27 research outputs found
Outcomes of Roux-En-Y Gastric Bypass and Sleeve Gastrectomy in the Super-Obese and Super-Super-Obese: An Analysis of the Metabloic and Bariatric Surgery Accreditation and Quality Improvement Program Database
Background: With the increase in the prevalence of obesity and the need for bariatric surgery, there continues to be contradictory evidence for the perioperative outcomes of super-obese (SO) and super-super-obese (SSO) patients. The purpose of this is study is to investigate 30-day morbidity and mortality following laparoscopic sleeve gastrectomy (LSG) and laparoscopic Roux-en-Y gastric bypass (LRYGB) in SO and SSO patients using the Metabolic and Bariatric Surgery Accreditation and Quality Improvement Program (MBSAQIP) database.
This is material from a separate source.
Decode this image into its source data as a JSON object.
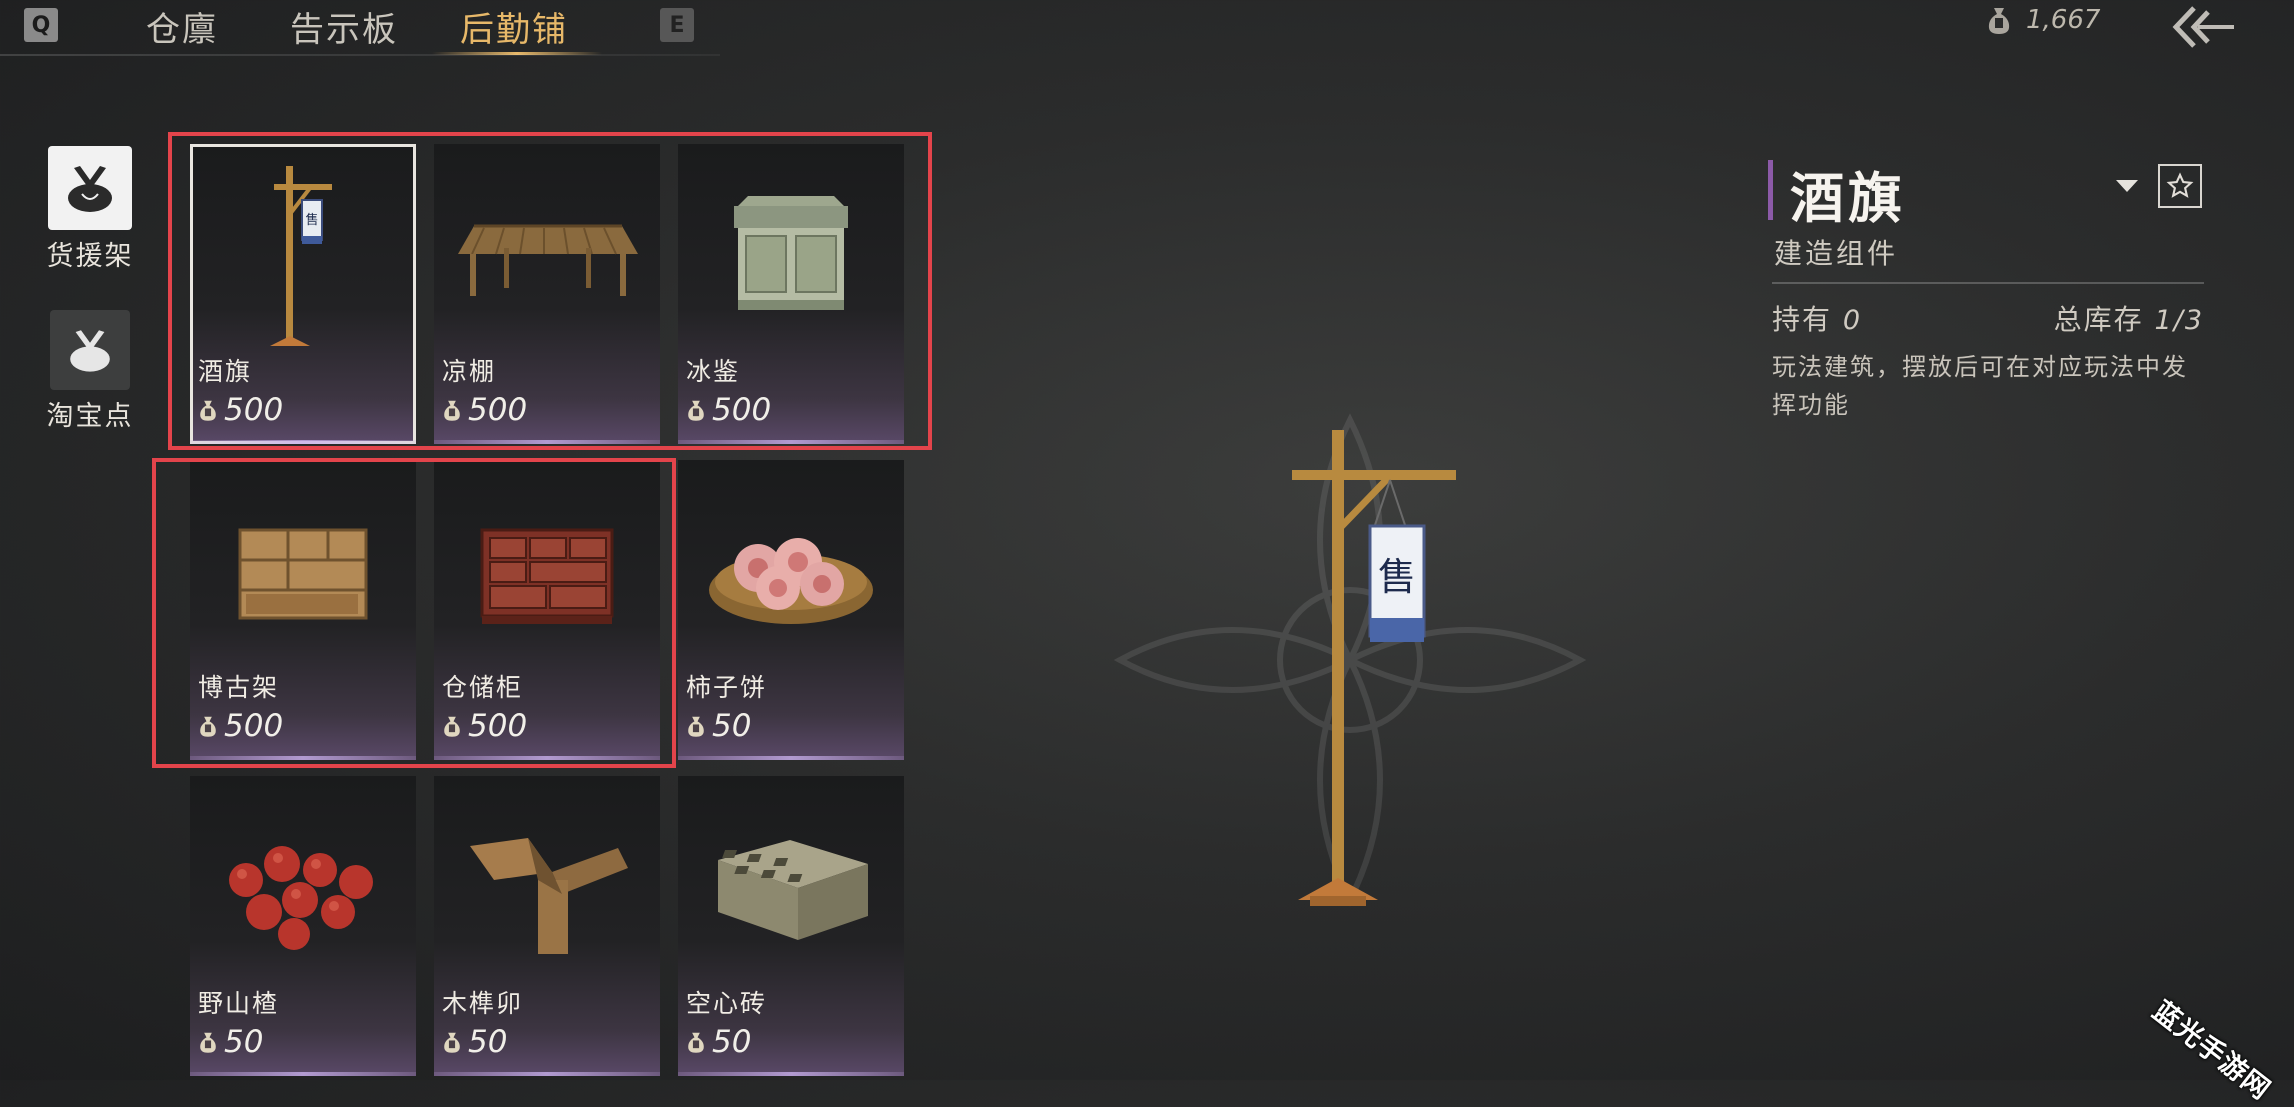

Methods: All patients undergoing LSG and LRYGB between the years 2015 and 2017 in the MBSAQIP database were identified. Patients were divided into three groups based on body mass index (BMI): obese (BMI 35 – 50 kg/m2), SO (BMI 50 – 60 kg/m2), and SSO (BMI ≥ 60 kg/m2). Primary outcomes included the occurrence of any complication or mortality. Secondary outcomes included readmission, reoperation, renal events, cardiac events, respiratory events, unplanned intensive care admission, surgical site infections, venous thromboembolic events, transfusion, and reintervention. These were compared between the BMI groups using Pearson X2 test or Fischer’s exact test. Multivariate logistic regression was then used to adjust for demographics, co-morbidities, and operative variables and adjusted odds ratio (AOR) was reported for each outcome.
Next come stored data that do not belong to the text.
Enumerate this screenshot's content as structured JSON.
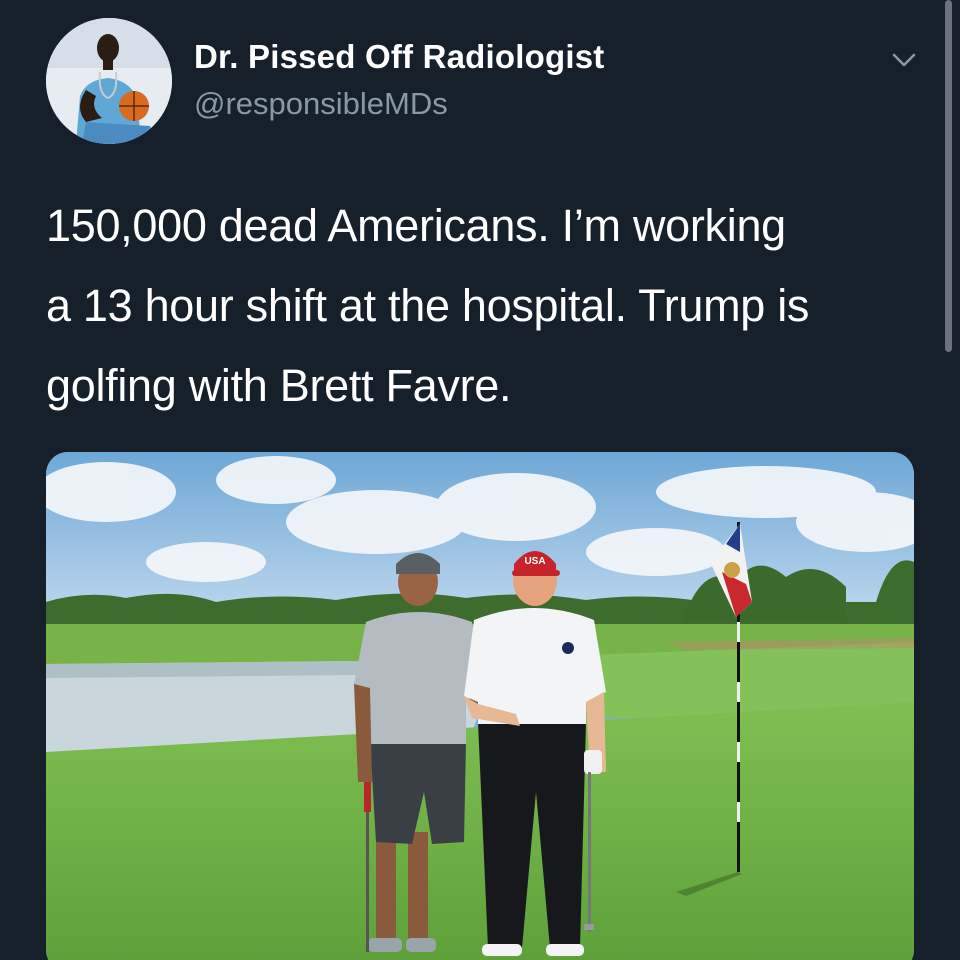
{
  "tweet": {
    "display_name": "Dr. Pissed Off Radiologist",
    "handle": "@responsibleMDs",
    "text_lines": [
      "150,000 dead Americans. I’m working",
      "a 13 hour shift at the hospital. Trump is",
      "golfing with Brett Favre."
    ],
    "media_cap_text": "USA"
  },
  "icons": {
    "avatar": "user-avatar",
    "menu": "chevron-down-icon"
  },
  "colors": {
    "background": "#15202b",
    "secondary_text": "#8899a6",
    "primary_text": "#ffffff"
  }
}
Results: A total of 356,621 patients met inclusion criteria: 71.6% LSG and 28.4% LRYGB. SSO and SO groups was associated with marginally longer operative times and conversion to open. Higher BMI was associated with increased overall morbidity and mortality. The overall complication rate was significantly higher for the SO group (AOR = 1.20 for LSG; AOR = 1.08 for LRYGB) and SSO group (AOR = 1.44 for LSG; AOR = 1.31 for LRYGB). Mortality rate was also significantly higher for the SO group (AOR = 1.65 for LSG; AOR = 1.85 for LRYGB) and SSO group (AOR = 3.30 for LSG; AOR = 3.32 for LRYGB).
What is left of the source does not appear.